此外还有其他任何情况,显而易见的是,会导致抛出此异常吗?
这是异常示例中的堆栈:
System.Fabric.FabricNotPrimaryException:at System.Fabric.Store.TStore
5.ThrowIfNotWritable (Microsoft.ServiceFabric.Data.Impl, Version=6.0.0.0, Culture=neutral, PublicKeyToken=31bf3856ad364e35) at System.Fabric.Store.TStore
5 + d__218.MoveNext (Microsoft.ServiceFabric.Data.Impl,Version = 6.0.0.0,Culture = neutral, PublicKeyToken = 31bf3856ad364e35)at System.Runtime.ExceptionServices.ExceptionDispatchInfo.Throw (mscorlib,版本= 4.0.0.0,文化=中立, PublicKeyToken = b77a5c561934e089)at System.Runtime.CompilerServices.TaskAwaiter.HandleNonSuccessAndDebuggerNotification (mscorlib,版本= 4.0.0.0,文化=中立, PublicKeyToken = b77a5c561934e089)at Microsoft.ServiceFabric.Data.Collections.DistributedDictionary2+<GetOrAddAsync>d__109.MoveNext (Microsoft.ServiceFabric.Data.Impl, Version=6.0.0.0, Culture=neutral, PublicKeyToken=31bf3856ad364e35) at System.Runtime.ExceptionServices.ExceptionDispatchInfo.Throw (mscorlib, Version=4.0.0.0, Culture=neutral, PublicKeyToken=b77a5c561934e089) at System.Runtime.CompilerServices.TaskAwaiter.HandleNonSuccessAndDebuggerNotification (mscorlib, Version=4.0.0.0, Culture=neutral, PublicKeyToken=b77a5c561934e089) at System.Runtime.CompilerServices.TaskAwaiter
1.GetResult(mscorlib, Version = 4.0.0.0,Culture = neutral,PublicKeyToken = b77a5c561934e089)

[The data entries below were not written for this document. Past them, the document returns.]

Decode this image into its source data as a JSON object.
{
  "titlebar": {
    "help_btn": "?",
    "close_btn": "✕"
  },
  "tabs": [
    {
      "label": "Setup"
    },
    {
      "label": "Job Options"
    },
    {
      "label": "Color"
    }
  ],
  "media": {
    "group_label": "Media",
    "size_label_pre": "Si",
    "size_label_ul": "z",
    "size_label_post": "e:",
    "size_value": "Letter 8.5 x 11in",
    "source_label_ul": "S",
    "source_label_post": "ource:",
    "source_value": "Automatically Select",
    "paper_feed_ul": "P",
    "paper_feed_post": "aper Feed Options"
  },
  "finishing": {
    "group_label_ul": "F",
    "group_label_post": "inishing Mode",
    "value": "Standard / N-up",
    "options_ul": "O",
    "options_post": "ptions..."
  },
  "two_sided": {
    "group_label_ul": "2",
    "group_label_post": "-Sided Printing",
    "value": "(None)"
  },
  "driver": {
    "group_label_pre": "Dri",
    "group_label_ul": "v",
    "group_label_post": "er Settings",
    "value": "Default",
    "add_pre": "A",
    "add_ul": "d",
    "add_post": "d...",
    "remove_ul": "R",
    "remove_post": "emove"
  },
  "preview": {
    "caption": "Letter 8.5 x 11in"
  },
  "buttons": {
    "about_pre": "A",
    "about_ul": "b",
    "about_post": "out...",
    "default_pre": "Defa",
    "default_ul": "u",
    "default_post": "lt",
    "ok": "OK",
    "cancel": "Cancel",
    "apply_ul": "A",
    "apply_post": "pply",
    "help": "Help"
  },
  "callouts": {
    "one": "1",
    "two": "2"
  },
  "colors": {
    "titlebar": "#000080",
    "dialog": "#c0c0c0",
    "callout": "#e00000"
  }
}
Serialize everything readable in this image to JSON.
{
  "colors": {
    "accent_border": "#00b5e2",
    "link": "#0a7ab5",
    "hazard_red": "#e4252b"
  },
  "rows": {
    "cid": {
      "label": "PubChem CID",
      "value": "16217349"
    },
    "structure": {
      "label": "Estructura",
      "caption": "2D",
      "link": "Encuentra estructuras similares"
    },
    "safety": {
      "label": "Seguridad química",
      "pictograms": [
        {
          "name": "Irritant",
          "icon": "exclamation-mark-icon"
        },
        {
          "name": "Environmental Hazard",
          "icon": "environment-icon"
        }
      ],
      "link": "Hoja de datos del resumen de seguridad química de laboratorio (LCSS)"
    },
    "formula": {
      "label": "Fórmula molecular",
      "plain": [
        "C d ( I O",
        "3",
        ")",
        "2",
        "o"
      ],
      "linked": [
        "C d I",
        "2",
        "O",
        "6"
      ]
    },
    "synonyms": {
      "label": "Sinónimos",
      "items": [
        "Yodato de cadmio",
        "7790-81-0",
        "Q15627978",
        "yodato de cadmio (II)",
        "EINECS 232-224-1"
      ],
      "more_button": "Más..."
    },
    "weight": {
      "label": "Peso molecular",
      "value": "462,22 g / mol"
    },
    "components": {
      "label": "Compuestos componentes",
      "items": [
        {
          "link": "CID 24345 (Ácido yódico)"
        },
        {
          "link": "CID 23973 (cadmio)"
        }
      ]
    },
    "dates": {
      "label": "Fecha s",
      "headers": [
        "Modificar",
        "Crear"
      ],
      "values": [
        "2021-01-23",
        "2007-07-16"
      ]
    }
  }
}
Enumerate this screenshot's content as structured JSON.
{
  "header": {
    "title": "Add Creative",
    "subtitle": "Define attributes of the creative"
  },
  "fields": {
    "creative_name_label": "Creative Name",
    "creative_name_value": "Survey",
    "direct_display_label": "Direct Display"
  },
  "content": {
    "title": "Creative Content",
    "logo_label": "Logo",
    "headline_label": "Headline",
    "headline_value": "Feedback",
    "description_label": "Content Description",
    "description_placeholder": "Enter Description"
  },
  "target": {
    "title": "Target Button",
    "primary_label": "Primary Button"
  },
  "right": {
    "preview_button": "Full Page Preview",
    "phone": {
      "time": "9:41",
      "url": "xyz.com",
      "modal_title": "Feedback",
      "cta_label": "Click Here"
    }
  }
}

在 Clients.CoreEngine.Generic.StateManager.CoreEngineStateManager + LT;&GT; c__DisplayClass32_0 + LT; b__2&GT; d.MoveNext (Clients.CoreEngine.Generic,Version = 1.0.0.0, Culture = neutral,PublicKeyToken = null)at System.Runtime.ExceptionServices.ExceptionDispatchInfo.Throw (mscorlib,版本= 4.0.0.0,文化=中立, PublicKeyToken = b77a5c561934e089)at System.Runtime.CompilerServices.TaskAwaiter.HandleNonSuccessAndDebuggerNotification (mscorlib,版本= 4.0.0.0,文化=中立, PublicKeyToken = b77a5c561934e089)at Resiliency.Retry.RetryHelper + LT;&GT; c__DisplayClass2_01+<<ExecuteInTransaction>b__0>d.MoveNext (Resiliency, Version=1.0.0.0, Culture=neutral, PublicKeyToken=null) at System.Runtime.ExceptionServices.ExceptionDispatchInfo.Throw (mscorlib, Version=4.0.0.0, Culture=neutral, PublicKeyToken=b77a5c561934e089) at System.Runtime.CompilerServices.TaskAwaiter.HandleNonSuccessAndDebuggerNotification (mscorlib, Version=4.0.0.0, Culture=neutral, PublicKeyToken=b77a5c561934e089) at Resiliency.Retry.RetryHelper+<ExecuteInTransaction>d__2
1.MoveNext (弹性,版本= 1.0.0.0,文化=中性, PublicKeyToken = null)at System.Runtime.ExceptionServices.ExceptionDispatchInfo.Throw (mscorlib,版本= 4.0.0.0,文化=中立, PublicKeyToken = b77a5c561934e089)at System.Runtime.CompilerServices.TaskAwaiter.HandleNonSuccessAndDebuggerNotification (mscorlib,版本= 4.0.0.0,文化=中立, PublicKeyToken = b77a5c561934e089)at System.Runtime.CompilerServices.TaskAwaiter1.GetResult (mscorlib, Version=4.0.0.0, Culture=neutral, PublicKeyToken=b77a5c561934e089)
1.GetResult(mscorlib, Version = 4.0.0.0,Culture = neutral,PublicKeyToken = b77a5c561934e089)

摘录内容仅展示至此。